There is a three pronged strategy I have seen to be successful that is consistent with Pressley and McCormick’s recommended intervention for CD. First and foremost, the teacher must be committed to working as a team with the child’s family, and other treatment professionals to share information; and implement an intervention that is communicated with the child at home and school. A key role for the teacher in this communication is recording careful observations of the child’s behaviors in hopes of recognizing a pattern, and the overall need that this child is trying to assert. The second component is a positive approach to helping this child that acknowledges this child’s positive target behaviors with an activity-based reward system. One practical expression of this strategy is a system of “practice cards” that are given to the child so that they have the opportunity to engage in an educational activity that they find pleasurable when they earn a certain number of cards. The practice cards can be rewarded for two or three social/emotional goals that the teacher and the student agree upon. One example of a reward activity is a ten-minute chess game with a teacher that the child invites to play. Third, it is important to reinforce with a child who struggles with EOCD that their role in the classroom community is essential. A teacher can firmly and positively assert the goal of having the child participate in all of the classroom activities. The teacher can be intentional about complementing the child for their comments and questions during group lessons. However, this child is likely to need breaks more often than others in the classroom, and a plan for this can be arranged between the teacher and the child.

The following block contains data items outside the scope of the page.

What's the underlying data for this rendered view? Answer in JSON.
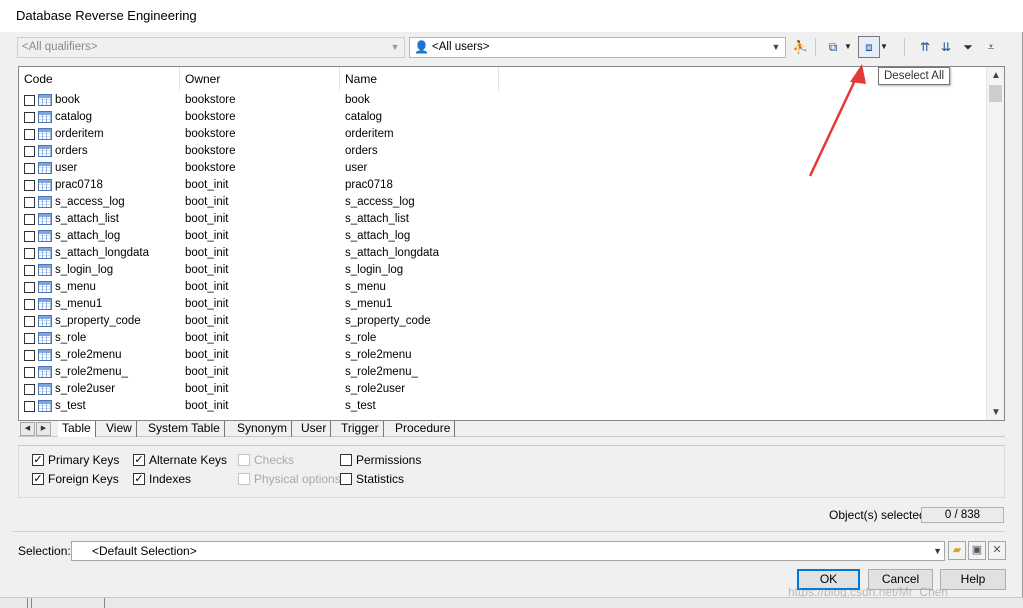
{
  "window": {
    "title": "Database Reverse Engineering"
  },
  "toolbar": {
    "qualifier_value": "<All qualifiers>",
    "user_value": "<All users>",
    "icons": [
      "user-icon",
      "select-all-icon",
      "deselect-all-icon",
      "move-top-icon",
      "move-bottom-icon",
      "filter-icon",
      "clear-filter-icon"
    ]
  },
  "tooltip": {
    "text": "Deselect All"
  },
  "annotation": {
    "arrow_color": "#e53935"
  },
  "list": {
    "columns": [
      "Code",
      "Owner",
      "Name"
    ],
    "rows": [
      {
        "code": "book",
        "owner": "bookstore",
        "name": "book"
      },
      {
        "code": "catalog",
        "owner": "bookstore",
        "name": "catalog"
      },
      {
        "code": "orderitem",
        "owner": "bookstore",
        "name": "orderitem"
      },
      {
        "code": "orders",
        "owner": "bookstore",
        "name": "orders"
      },
      {
        "code": "user",
        "owner": "bookstore",
        "name": "user"
      },
      {
        "code": "prac0718",
        "owner": "boot_init",
        "name": "prac0718"
      },
      {
        "code": "s_access_log",
        "owner": "boot_init",
        "name": "s_access_log"
      },
      {
        "code": "s_attach_list",
        "owner": "boot_init",
        "name": "s_attach_list"
      },
      {
        "code": "s_attach_log",
        "owner": "boot_init",
        "name": "s_attach_log"
      },
      {
        "code": "s_attach_longdata",
        "owner": "boot_init",
        "name": "s_attach_longdata"
      },
      {
        "code": "s_login_log",
        "owner": "boot_init",
        "name": "s_login_log"
      },
      {
        "code": "s_menu",
        "owner": "boot_init",
        "name": "s_menu"
      },
      {
        "code": "s_menu1",
        "owner": "boot_init",
        "name": "s_menu1"
      },
      {
        "code": "s_property_code",
        "owner": "boot_init",
        "name": "s_property_code"
      },
      {
        "code": "s_role",
        "owner": "boot_init",
        "name": "s_role"
      },
      {
        "code": "s_role2menu",
        "owner": "boot_init",
        "name": "s_role2menu"
      },
      {
        "code": "s_role2menu_",
        "owner": "boot_init",
        "name": "s_role2menu_"
      },
      {
        "code": "s_role2user",
        "owner": "boot_init",
        "name": "s_role2user"
      },
      {
        "code": "s_test",
        "owner": "boot_init",
        "name": "s_test"
      }
    ]
  },
  "tabs": [
    "Table",
    "View",
    "System Table",
    "Synonym",
    "User",
    "Trigger",
    "Procedure"
  ],
  "options": {
    "primary_keys": "Primary Keys",
    "foreign_keys": "Foreign Keys",
    "alternate_keys": "Alternate Keys",
    "indexes": "Indexes",
    "checks": "Checks",
    "physical_options": "Physical options",
    "permissions": "Permissions",
    "statistics": "Statistics"
  },
  "status": {
    "label": "Object(s) selected:",
    "value": "0 / 838"
  },
  "selection": {
    "label": "Selection:",
    "value": "<Default Selection>"
  },
  "buttons": {
    "ok": "OK",
    "cancel": "Cancel",
    "help": "Help"
  },
  "watermark": "https://blog.csdn.net/Mr_Chen"
}
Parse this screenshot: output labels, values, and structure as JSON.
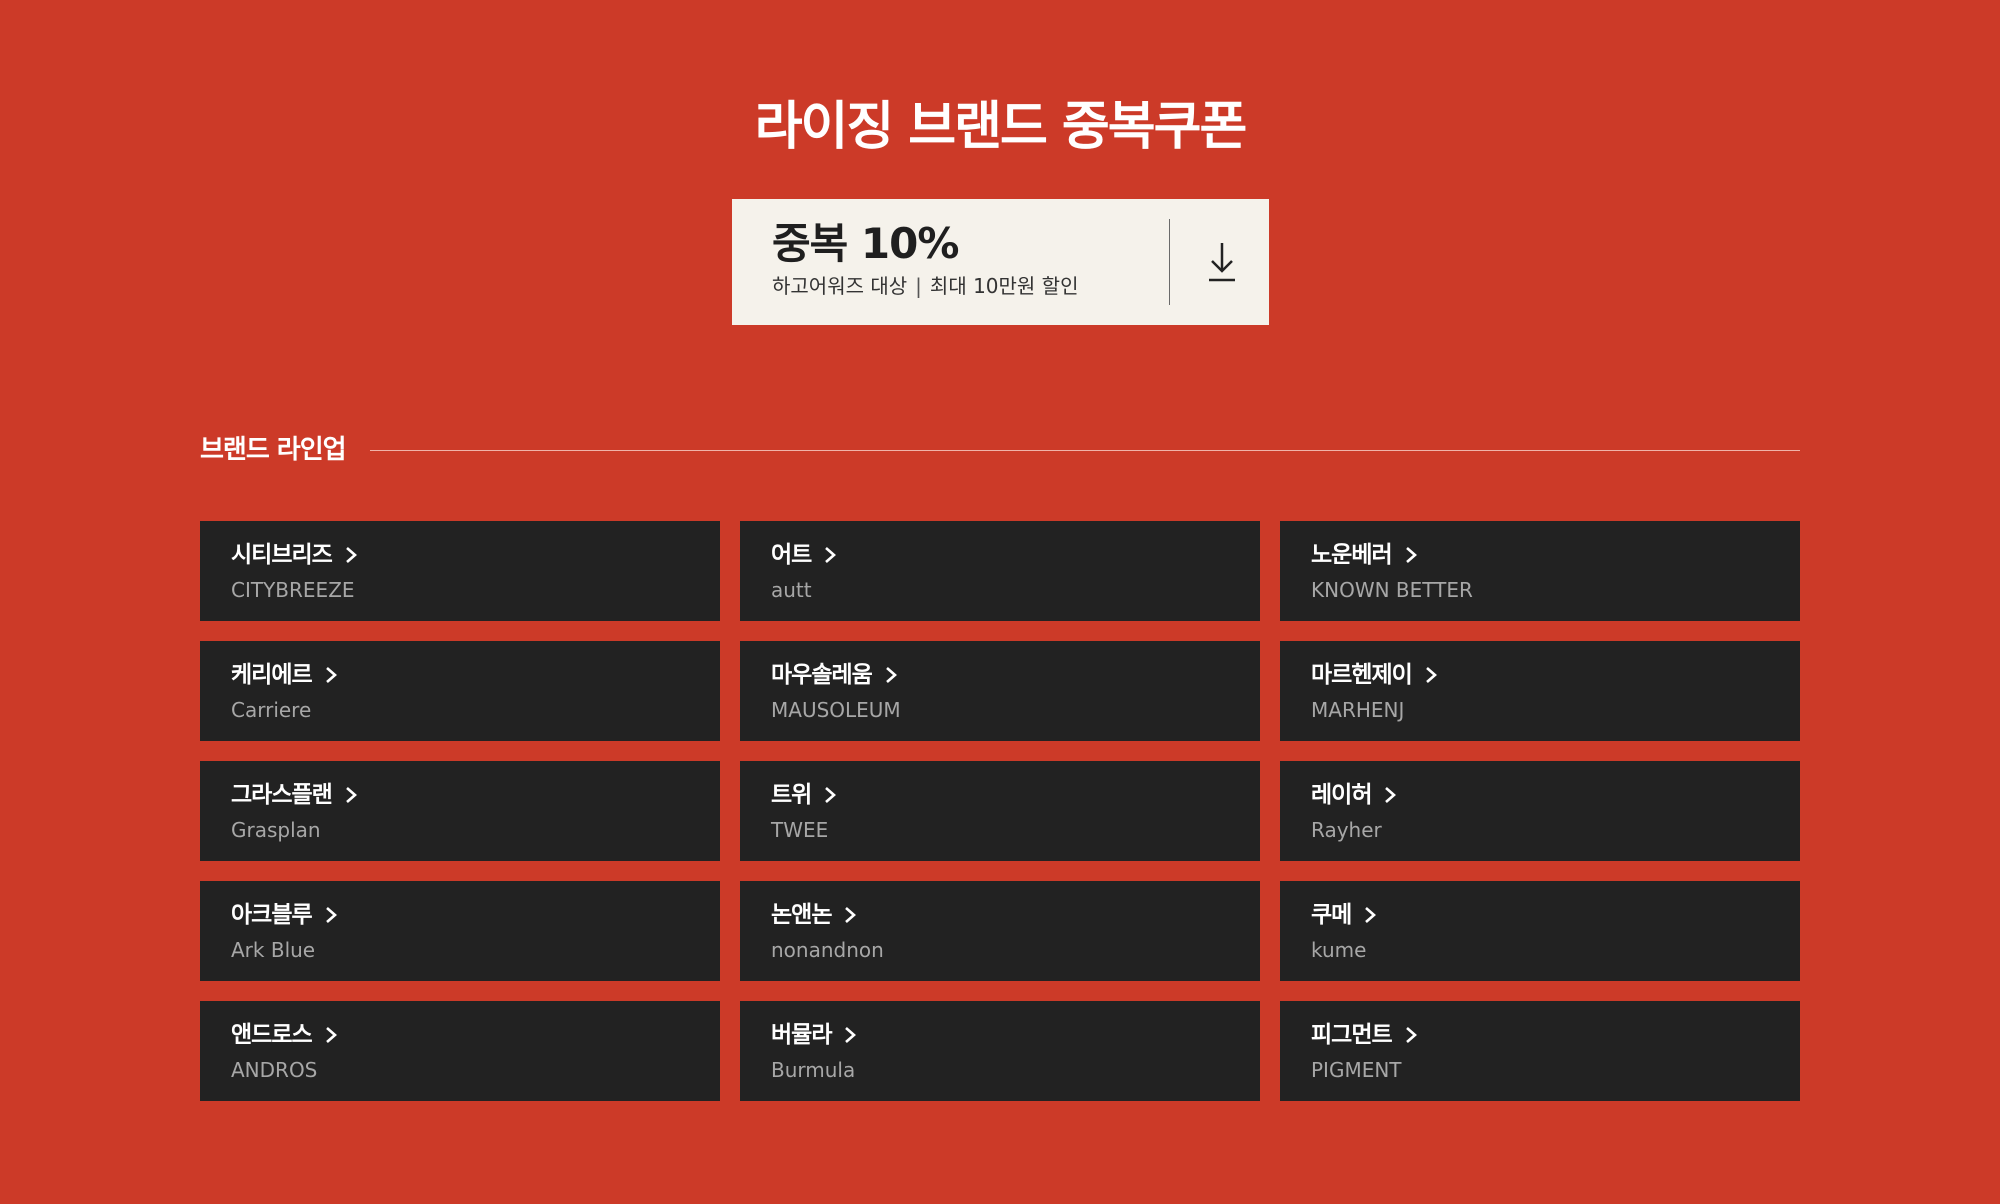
{
  "header": {
    "title": "라이징 브랜드 중복쿠폰"
  },
  "coupon": {
    "title": "중복 10%",
    "desc_left": "하고어워즈 대상",
    "desc_sep": "|",
    "desc_right": "최대 10만원 할인",
    "download_icon": "download-icon"
  },
  "section": {
    "title": "브랜드 라인업"
  },
  "brands": [
    {
      "name": "시티브리즈",
      "en": "CITYBREEZE"
    },
    {
      "name": "어트",
      "en": "autt"
    },
    {
      "name": "노운베러",
      "en": "KNOWN BETTER"
    },
    {
      "name": "케리에르",
      "en": "Carriere"
    },
    {
      "name": "마우솔레움",
      "en": "MAUSOLEUM"
    },
    {
      "name": "마르헨제이",
      "en": "MARHENJ"
    },
    {
      "name": "그라스플랜",
      "en": "Grasplan"
    },
    {
      "name": "트위",
      "en": "TWEE"
    },
    {
      "name": "레이허",
      "en": "Rayher"
    },
    {
      "name": "아크블루",
      "en": "Ark Blue"
    },
    {
      "name": "논앤논",
      "en": "nonandnon"
    },
    {
      "name": "쿠메",
      "en": "kume"
    },
    {
      "name": "앤드로스",
      "en": "ANDROS"
    },
    {
      "name": "버뮬라",
      "en": "Burmula"
    },
    {
      "name": "피그먼트",
      "en": "PIGMENT"
    }
  ],
  "colors": {
    "background": "#cc3a28",
    "card": "#222222",
    "coupon_bg": "#f5f2eb"
  }
}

Ultimately, best practices for instruction will be beneficial for a student who suffers with EOCD, or a long-standing behavioral disruption. These practices are: providing clear and consistent expectations; setting up predictable daily routines and clearly communicating when there is a change in the schedule; teaching social/emotional skills; making transitions as quick and fun; and keeping distractions minimal. Finally, it is crucial to see the child as an individual, through a lens of respect and compassion. This may be a high test of a teacher’s compassion, but it is important for this individual to know that you will be there for them regardless of their acting out. The end goal is to see a child with EOCD be happy and successful and this requires getting to know the child, building trust, and helping them to recognize and assert their needs in a healthy way.
Pressley, M. & McCormick, C. B. (2007). Child and adolescent development for educators. New York, NY: Guilford Press.